Patricia Maureen White, more commonly known as Maureen White, is a specialist in international humanitarian affairs and a fundraiser for the American Democratic Party. She is a senior fellow at the Foreign Policy Institute at Johns Hopkins School of Advanced International Studies, where she runs a program on conflict and humanitarian crisis. She has written extensively about humanitarian and migration issues for the SAIS Review of International Affairs.

==Education==
White received a Bachelor of Arts degree from Mount Holyoke College and a Master of Arts degree from the London School of Economics.

==Career==

===Early career===
She worked in international economic research in New York City (First Boston Corporation), Tokyo (Nomura Research Institute) and London (Royal Institute for International Affairs). At the time of her marriage in 1986, she was an assistant vice president at the First Boston Corporation. Early in her career, White worked for a Japanese TV agency.

===International affairs===
White represented the U.S. Government at the United Nations Children's Fund (UNICEF) during the second term of the Clinton Administration, from 1997 to 2001.

She was appointed as senior advisor on humanitarian issues to Ambassador Richard C. Holbrooke in the State Department's Office of the Special Representative to Afghanistan and Pakistan. She traveled extensively in both countries dealing with needs of people who were displaced as a result of conflict and natural disaster." She served from 2009 to 2013.

White is now a Senior Fellow in the Foreign Policy Institute at the Paul H. Nitze School of Advanced International Studies (SAIS) at Johns Hopkins University in Washington, D.C.

===Organizational boards===
White serves on the boards of a number of organizations, including the National Democratic Institute (NDI), the International Women's Health Coalition (IWHC), Refugees International, The Center for Global Development, the American Academy in Berlin, and the Women's Foreign Policy Group.

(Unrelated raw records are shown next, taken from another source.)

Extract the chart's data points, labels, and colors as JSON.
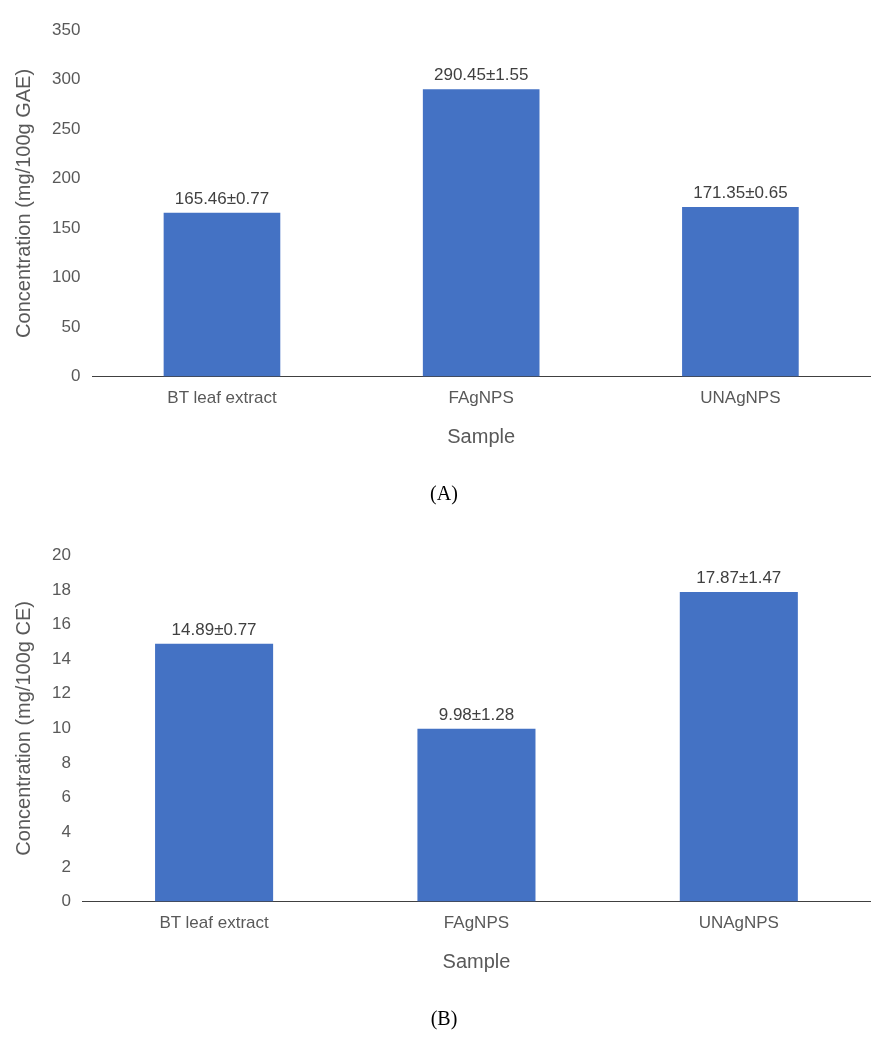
{
  "chart_data": [
    {
      "type": "bar",
      "xlabel": "Sample",
      "ylabel": "Concentration (mg/100g GAE)",
      "categories": [
        "BT leaf extract",
        "FAgNPS",
        "UNAgNPS"
      ],
      "values": [
        165.46,
        290.45,
        171.35
      ],
      "value_labels": [
        "165.46±0.77",
        "290.45±1.55",
        "171.35±0.65"
      ],
      "color": "#4472c4",
      "ylim": [
        0,
        350
      ],
      "yticks": [
        0,
        50,
        100,
        150,
        200,
        250,
        300,
        350
      ],
      "grid": false,
      "annotations": [
        "(A)"
      ]
    },
    {
      "type": "bar",
      "xlabel": "Sample",
      "ylabel": "Concentration (mg/100g CE)",
      "categories": [
        "BT leaf extract",
        "FAgNPS",
        "UNAgNPS"
      ],
      "values": [
        14.89,
        9.98,
        17.87
      ],
      "value_labels": [
        "14.89±0.77",
        "9.98±1.28",
        "17.87±1.47"
      ],
      "color": "#4472c4",
      "ylim": [
        0,
        20
      ],
      "yticks": [
        0,
        2,
        4,
        6,
        8,
        10,
        12,
        14,
        16,
        18,
        20
      ],
      "grid": false,
      "annotations": [
        "(B)"
      ]
    }
  ]
}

She has served on the board of the International Rescue Committee (IRC) since 1995, rotating off during her terms of government service. Her roles with the IRC have included:
- 1990s: Traveled to Bosnia and Kosovo to monitor conditions.
- 2001-2004: Served as chair of the Post Conflict Development Committee.
- 2004-2009: Served as chair of the IRC Overseers.
- 2008: Served on the Commission on Iraqi Refugees, traveling on an investigatory mission to Syria and Jordan.

She is a member of the Council on Foreign Relations, the Atlantic Institute and the Middle East Institute.

===Political fundraising and finance===
White has held positions as finance chair for the Democratic National Committee from 2001 to 2006 and as finance co-chair for Hillary Clinton's 2008 presidential campaign. She has been involved in fundraising for her 2016 presidential campaign as well.

White and her husband, Steven Rattner, have contributed to and raised millions of dollars for the Democratic Party and the campaigns of Democratic candidates. They have been called "D.N.C.'s A.T.M."

==Legal matters==
Serving on a jury in 2011, hearing a grand larceny case brought by actor Robert De Niro against an art gallery director, White was reported by another juror to have threatened to walk out during deliberations on the grounds that she had important work to do, stating that "20 million people are in trouble in Afghanistan because she was here." The juror said he felt bullied into giving up his vote to convict.

However, jury foreman Robert Lubeck said that Cohen's account of the deliberations and of White "was highly inaccurate." "I don't think that her behavior was anything outlandish," Lubeck said. "She's a very elegant woman. To make her out to be anything but that is wrong, and inaccurate."

In October 2008, White was arrested for driving under the influence of alcohol after she stopped at a toll booth and failed to proceed when the gate was up. Her blood alcohol level was 0.17. After pleading guilty, she was fined, and her driver's license was suspended for 90 days.

==Personal life==
Since 1986, White has been married to Steven Rattner. They have four children.